PatrickT almost 9 years

testInteger(1.0000001) [1] FALSE testInteger(1.00000001) [1] TRUE
PatrickT almost 9 years

check.Integer(1.000001) [1] FALSE check.Integer(1.0000001) [1] TRUE
Cath almost 9 years

@James, I think it should be min(abs(c(x%%1, x%%1-1))) < tol instead of abs(min(x%%1, x%%1-1)) < tol otherwise, you'll get FALSE for any integer...
PatrickT almost 9 years

It does here. I just checked again. I can't explain it. Here a screenshot: postimg.org/image/xrbx1dlen
VitoshKa almost 9 years

@PatrickT, I see. It's the default digit's argument. use format(40, scientific = FALSE, digits = 20) instead. I have updated the answer. Thanks for spotting it.
PatrickT almost 9 years

@VitoshKa, much better, but there's a break at 15 digits, not 20 - is that expected? check.integer(1.000000000000001) [1] FALSE check.integer(1.0000000000000001) [1] TRUE
VitoshKa almost 9 years

@PatrickT You are in the realm of machine dependent rounding errors. In that respect my solution is the same as the accepted one 1.0000000000000001 == 1L [1] TRUE. But my solution is better if you already get a number in string form check.integer("1000000000000000000000000000000000001") [1] TRUE
PatrickT almost 9 years

@VitoshKa, couldn't that problem be avoided if you convert the number to a character and look for the presence of non-zero digits after the decimal dot marker?
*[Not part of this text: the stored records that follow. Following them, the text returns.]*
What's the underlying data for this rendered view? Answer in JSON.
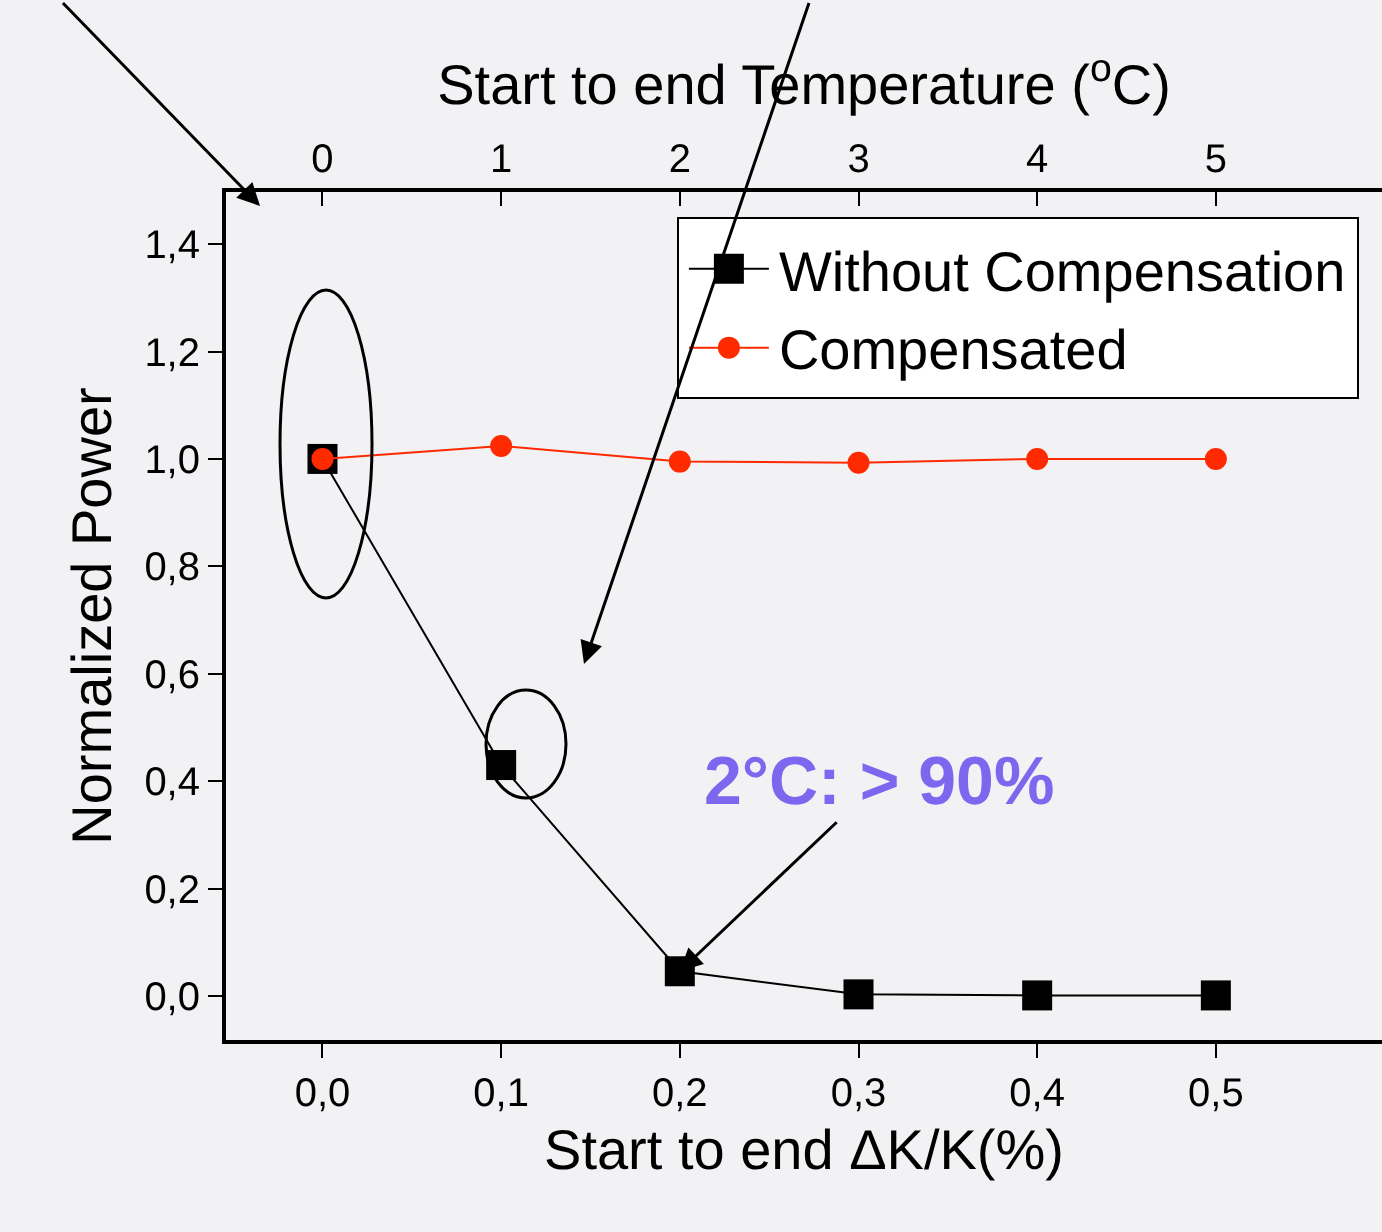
{
  "chart_data": {
    "type": "line",
    "xlabel": "Start to end ΔK/K(%)",
    "ylabel": "Normalized Power",
    "x2label": "Start to end Temperature ($^{o}$C)",
    "x": [
      0.0,
      0.1,
      0.2,
      0.3,
      0.4,
      0.5
    ],
    "series": [
      {
        "name": "Without Compensation",
        "color": "#000000",
        "marker": "square",
        "values": [
          1.0,
          0.43,
          0.046,
          0.003,
          0.001,
          0.001
        ]
      },
      {
        "name": "Compensated",
        "color": "#ff2a00",
        "marker": "circle",
        "values": [
          1.0,
          1.024,
          0.995,
          0.993,
          1.0,
          1.0
        ]
      }
    ],
    "xlim": [
      -0.054,
      0.593
    ],
    "xticks": [
      {
        "value": 0.0,
        "label": "0,0"
      },
      {
        "value": 0.1,
        "label": "0,1"
      },
      {
        "value": 0.2,
        "label": "0,2"
      },
      {
        "value": 0.3,
        "label": "0,3"
      },
      {
        "value": 0.4,
        "label": "0,4"
      },
      {
        "value": 0.5,
        "label": "0,5"
      }
    ],
    "x2lim": [
      -0.54,
      5.93
    ],
    "x2ticks": [
      0,
      1,
      2,
      3,
      4,
      5
    ],
    "ylim": [
      -0.082,
      1.497
    ],
    "yticks": [
      {
        "value": 0.0,
        "label": "0,0"
      },
      {
        "value": 0.2,
        "label": "0,2"
      },
      {
        "value": 0.4,
        "label": "0,4"
      },
      {
        "value": 0.6,
        "label": "0,6"
      },
      {
        "value": 0.8,
        "label": "0,8"
      },
      {
        "value": 1.0,
        "label": "1,0"
      },
      {
        "value": 1.2,
        "label": "1,2"
      },
      {
        "value": 1.4,
        "label": "1,4"
      }
    ],
    "annotations": [
      {
        "text": "2°C: > 90%",
        "x": 0.2,
        "y": 0.046
      }
    ],
    "legend": "top right",
    "grid": false
  }
}
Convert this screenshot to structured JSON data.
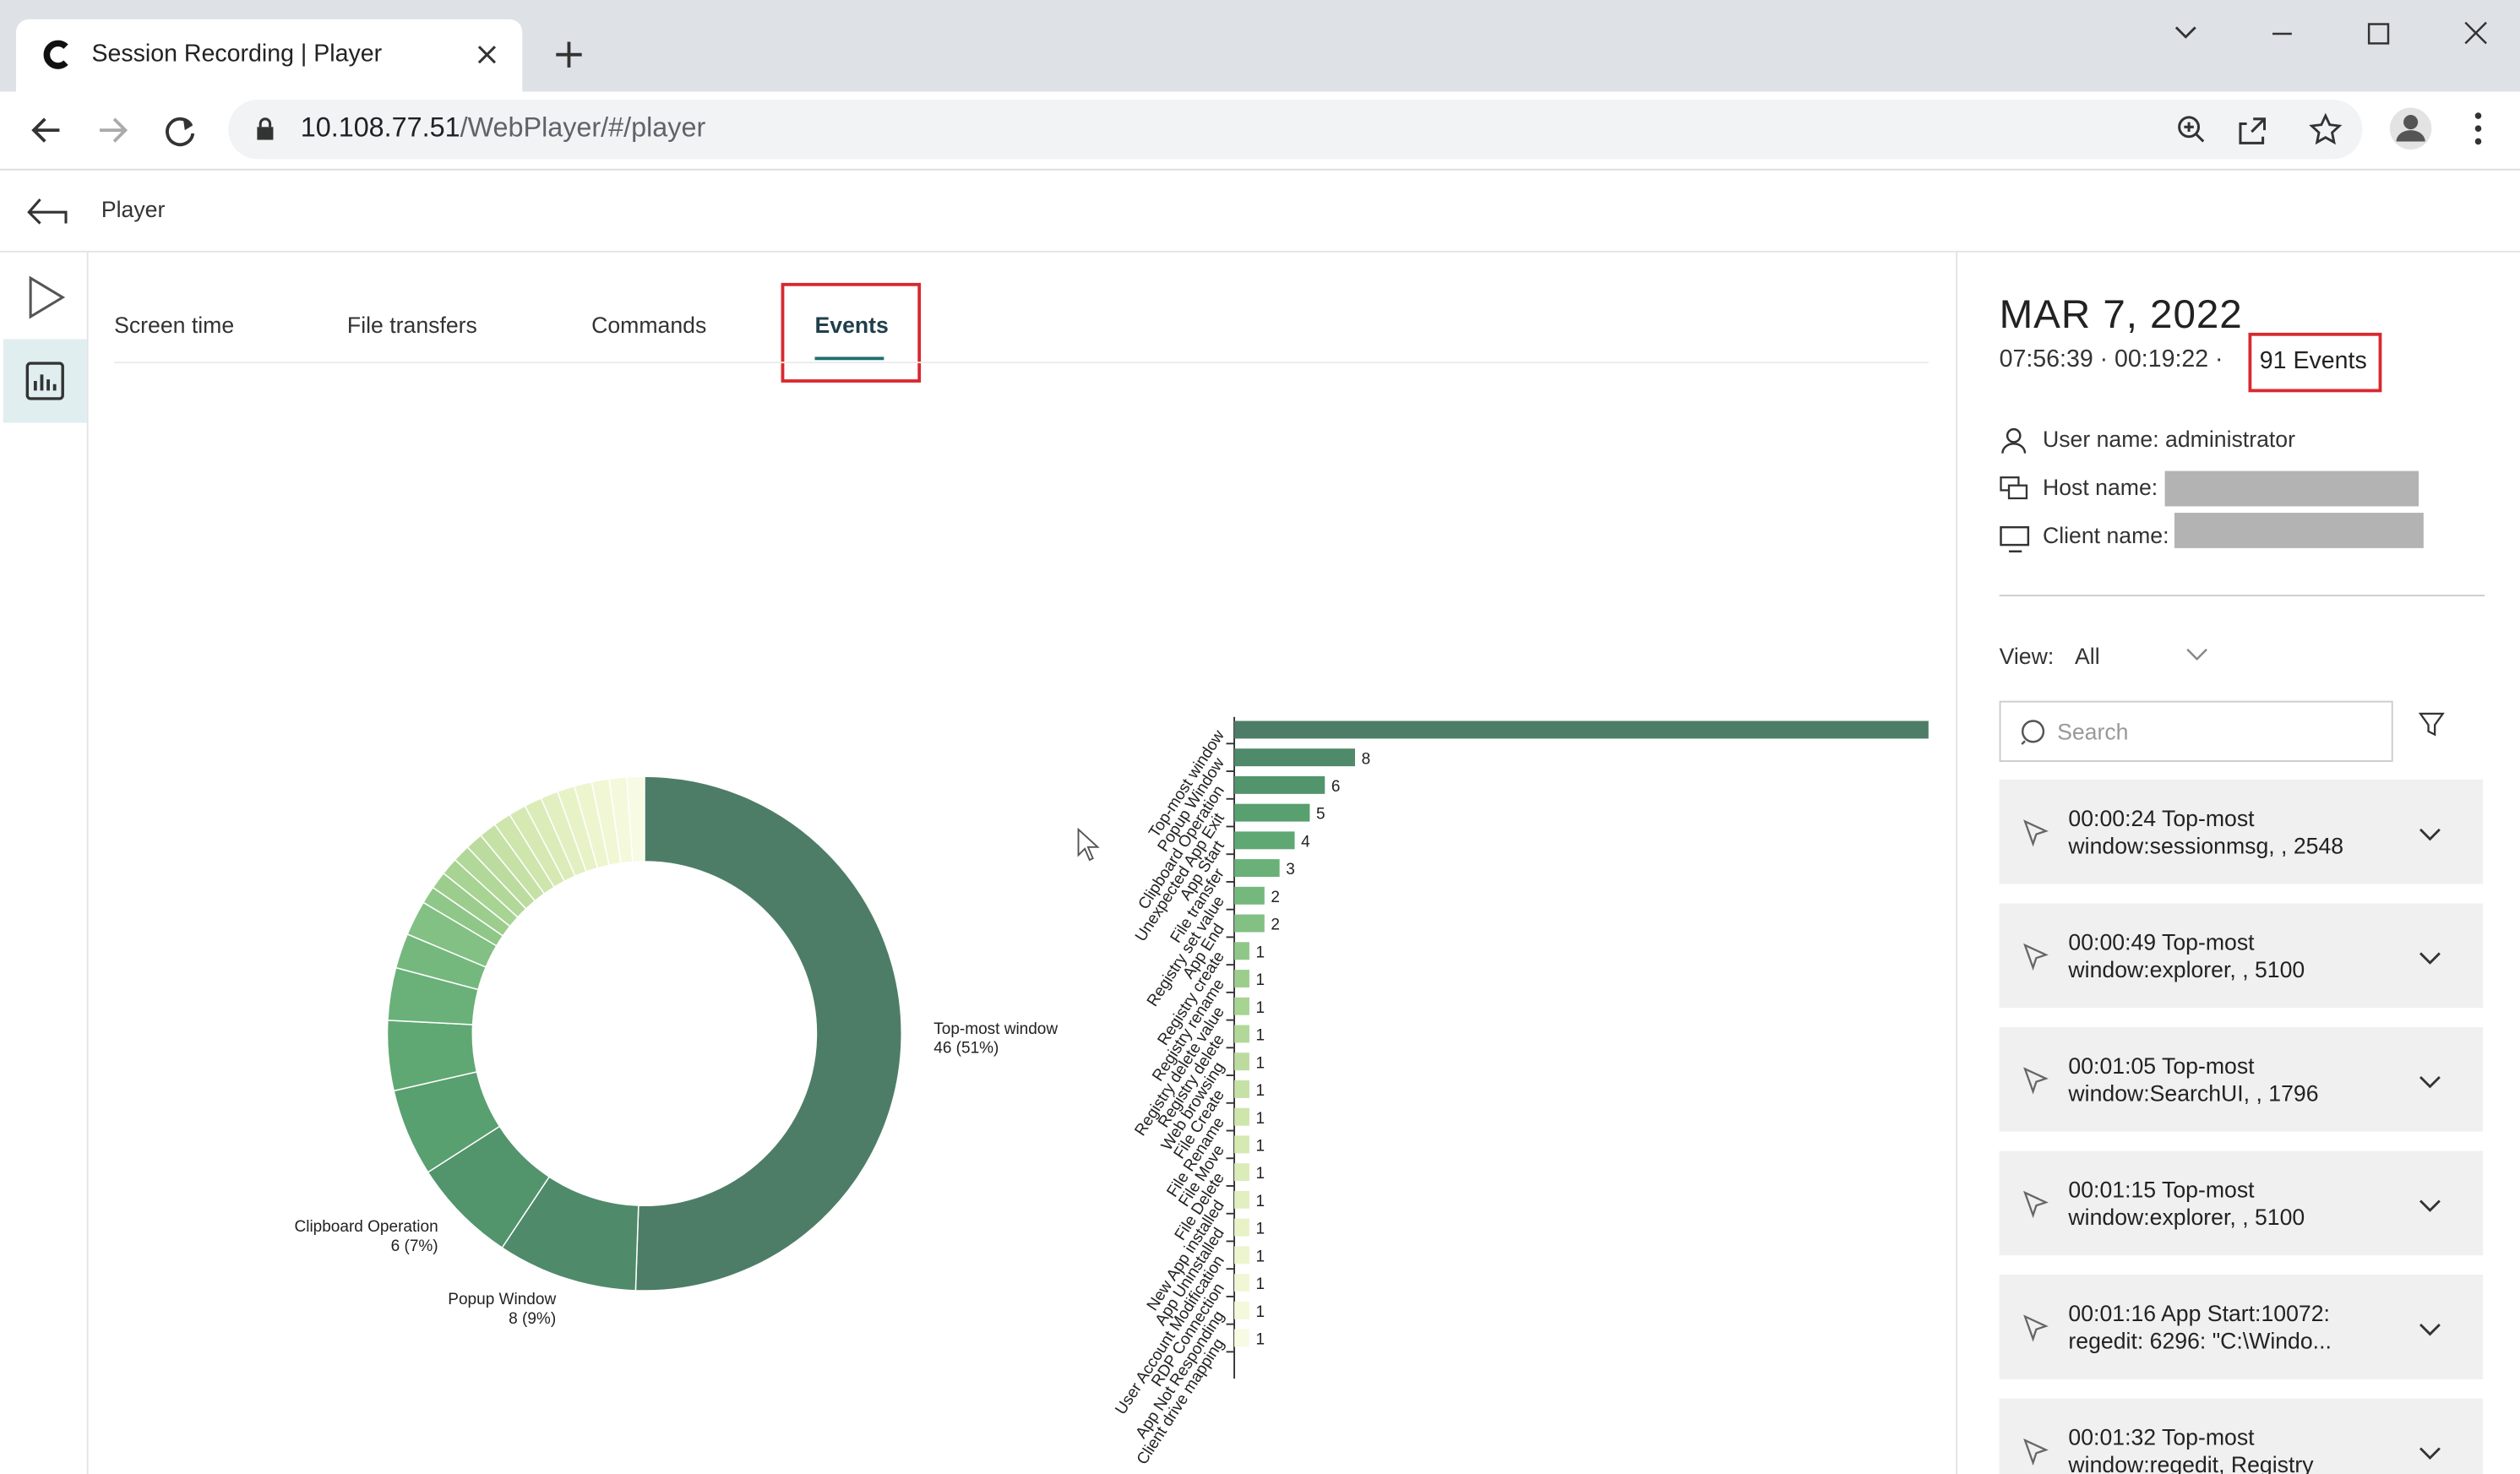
{
  "browser": {
    "tab_title": "Session Recording | Player",
    "url_host": "10.108.77.51",
    "url_path": "/WebPlayer/#/player"
  },
  "header": {
    "title": "Player"
  },
  "tabs": [
    "Screen time",
    "File transfers",
    "Commands",
    "Events"
  ],
  "chart_data": [
    {
      "type": "pie",
      "categories": [
        "Top-most window",
        "Popup Window",
        "Clipboard Operation",
        null,
        null,
        null,
        null,
        null,
        null,
        null,
        null,
        null,
        null,
        null,
        null,
        null,
        null,
        null,
        null,
        null,
        null,
        null,
        null
      ],
      "values": [
        46,
        8,
        6,
        5,
        4,
        3,
        2,
        2,
        1,
        1,
        1,
        1,
        1,
        1,
        1,
        1,
        1,
        1,
        1,
        1,
        1,
        1,
        1
      ],
      "value_labels": [
        "46 (51%)",
        "8 (9%)",
        "6 (7%)",
        null,
        null,
        null,
        null,
        null,
        null,
        null,
        null,
        null,
        null,
        null,
        null,
        null,
        null,
        null,
        null,
        null,
        null,
        null,
        null
      ],
      "colors": [
        "#4e7d67",
        "#4f8a6a",
        "#52946c",
        "#58a06f",
        "#5fa873",
        "#69b079",
        "#75b87e",
        "#82c083",
        "#8fc788",
        "#9ccd8d",
        "#a7d393",
        "#b2d899",
        "#bcdc9f",
        "#c5e1a5",
        "#cee5ab",
        "#d6e9b2",
        "#dcecb9",
        "#e2efc0",
        "#e8f2c7",
        "#edf5ce",
        "#f1f7d5",
        "#f5f9dc",
        "#f8fbe3"
      ]
    },
    {
      "type": "bar",
      "orientation": "horizontal",
      "categories": [
        "Top-most window",
        "Popup Window",
        "Clipboard Operation",
        "Unexpected App Exit",
        "App Start",
        "File transfer",
        "Registry set value",
        "App End",
        "Registry create",
        "Registry rename",
        "Registry delete value",
        "Registry delete",
        "Web browsing",
        "File Create",
        "File Rename",
        "File Move",
        "File Delete",
        "New App installed",
        "App Uninstalled",
        "User Account Modification",
        "RDP Connection",
        "App Not Responding",
        "Client drive mapping"
      ],
      "values": [
        46,
        8,
        6,
        5,
        4,
        3,
        2,
        2,
        1,
        1,
        1,
        1,
        1,
        1,
        1,
        1,
        1,
        1,
        1,
        1,
        1,
        1,
        1
      ],
      "xlim": [
        0,
        46
      ],
      "colors": [
        "#4e7d67",
        "#4f8a6a",
        "#52946c",
        "#58a06f",
        "#5fa873",
        "#69b079",
        "#75b87e",
        "#82c083",
        "#8fc788",
        "#9ccd8d",
        "#a7d393",
        "#b2d899",
        "#bcdc9f",
        "#c5e1a5",
        "#cee5ab",
        "#d6e9b2",
        "#dcecb9",
        "#e2efc0",
        "#e8f2c7",
        "#edf5ce",
        "#f1f7d5",
        "#f5f9dc",
        "#f8fbe3"
      ]
    }
  ],
  "session": {
    "date": "MAR 7, 2022",
    "times": "07:56:39 · 00:19:22 ·",
    "events_count": "91 Events",
    "user_name": "User name: administrator",
    "host_name": "Host name:",
    "client_name": "Client name:"
  },
  "filter": {
    "view_label": "View:",
    "view_value": "All",
    "search_placeholder": "Search"
  },
  "events": [
    [
      "00:00:24 Top-most",
      "window:sessionmsg, , 2548"
    ],
    [
      "00:00:49 Top-most",
      "window:explorer, , 5100"
    ],
    [
      "00:01:05 Top-most",
      "window:SearchUI, , 1796"
    ],
    [
      "00:01:15 Top-most",
      "window:explorer, , 5100"
    ],
    [
      "00:01:16 App Start:10072:",
      "regedit: 6296: \"C:\\Windo..."
    ],
    [
      "00:01:32 Top-most",
      "window:regedit, Registry"
    ]
  ]
}
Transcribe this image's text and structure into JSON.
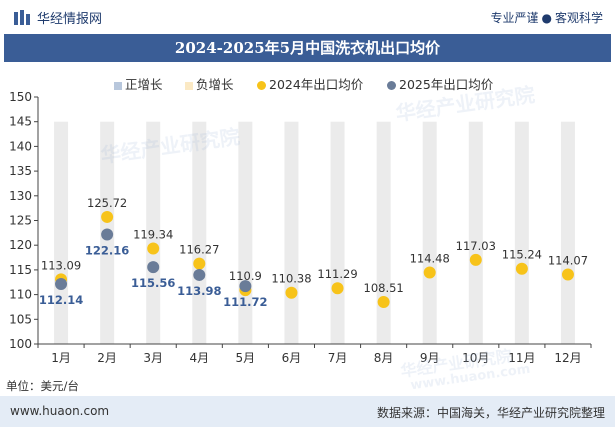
{
  "header": {
    "brand": "华经情报网",
    "tagline_left": "专业严谨",
    "tagline_right": "客观科学"
  },
  "title": "2024-2025年5月中国洗衣机出口均价",
  "legend": [
    {
      "label": "正增长",
      "kind": "square",
      "color": "#b8c7dc"
    },
    {
      "label": "负增长",
      "kind": "square",
      "color": "#fbe9c4"
    },
    {
      "label": "2024年出口均价",
      "kind": "circle",
      "color": "#f7c31a"
    },
    {
      "label": "2025年出口均价",
      "kind": "circle",
      "color": "#6a7c98"
    }
  ],
  "unit_label": "单位：美元/台",
  "footer": {
    "site": "www.huaon.com",
    "source": "数据来源：中国海关，华经产业研究院整理"
  },
  "watermark": "华经产业研究院",
  "watermark_url": "www.huaon.com",
  "chart_data": {
    "type": "scatter",
    "categories": [
      "1月",
      "2月",
      "3月",
      "4月",
      "5月",
      "6月",
      "7月",
      "8月",
      "9月",
      "10月",
      "11月",
      "12月"
    ],
    "series": [
      {
        "name": "2024年出口均价",
        "color": "#f7c31a",
        "values": [
          113.09,
          125.72,
          119.34,
          116.27,
          110.9,
          110.38,
          111.29,
          108.51,
          114.48,
          117.03,
          115.24,
          114.07
        ]
      },
      {
        "name": "2025年出口均价",
        "color": "#6a7c98",
        "values": [
          112.14,
          122.16,
          115.56,
          113.98,
          111.72
        ]
      }
    ],
    "y_ticks": [
      100,
      105,
      110,
      115,
      120,
      125,
      130,
      135,
      140,
      145,
      150
    ],
    "ylim": [
      100,
      150
    ],
    "column_fill": "#ebebeb",
    "grid": false
  }
}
I assumed that was the point of your choice of grepl?
VitoshKa almost 9 years

@PatrickT. That's precisely what format does. It converts to character.
PatrickT almost 9 years

@VitoshKa, thanks! Ah got it: ?print.default __Note that for large values of digits, currently for digits >= 16, the calculation of the number of significant digits will depend on the platform's internal (C library) implementation of sprintf() functionality. __
Gabi over 8 years

What's wrong with as.integer(x) == x? It will not reject 3 or 3.0 like is.integer(x) would, and it will catch 3.1.
Mehrad Mahmoudian over 8 years

@VitoshKa loved your answer! Although there is one point that you missed, negative numbers without decimal points are also integer ;) I modified your code accordingly.
Alex about 7 years

all(a == as.integer(a)) gets around this problem!'
PeterVermont about 7 years

The second line says "as.integer tests if the number is declared as an integer." but I am pretty sure you meant "is.integer". It is only a one character edit so I couldn't easily change it.
tstudio almost 6 years

This is not working properly! Check out the following counter-example: frac_test <- 1/(1-0.98), all.equal(frac_test, as.integer(frac_test)), isTRUE(all.equal(frac_test, as.integer(frac_test)))
Corrado almost 5 years

if x <- sqrt(2)^2, then all(floor(x) == x, na.rm = TRUE) return FALSE
green diod almost 2 years

@MehradMahmoudian How did you cope with negative numbers?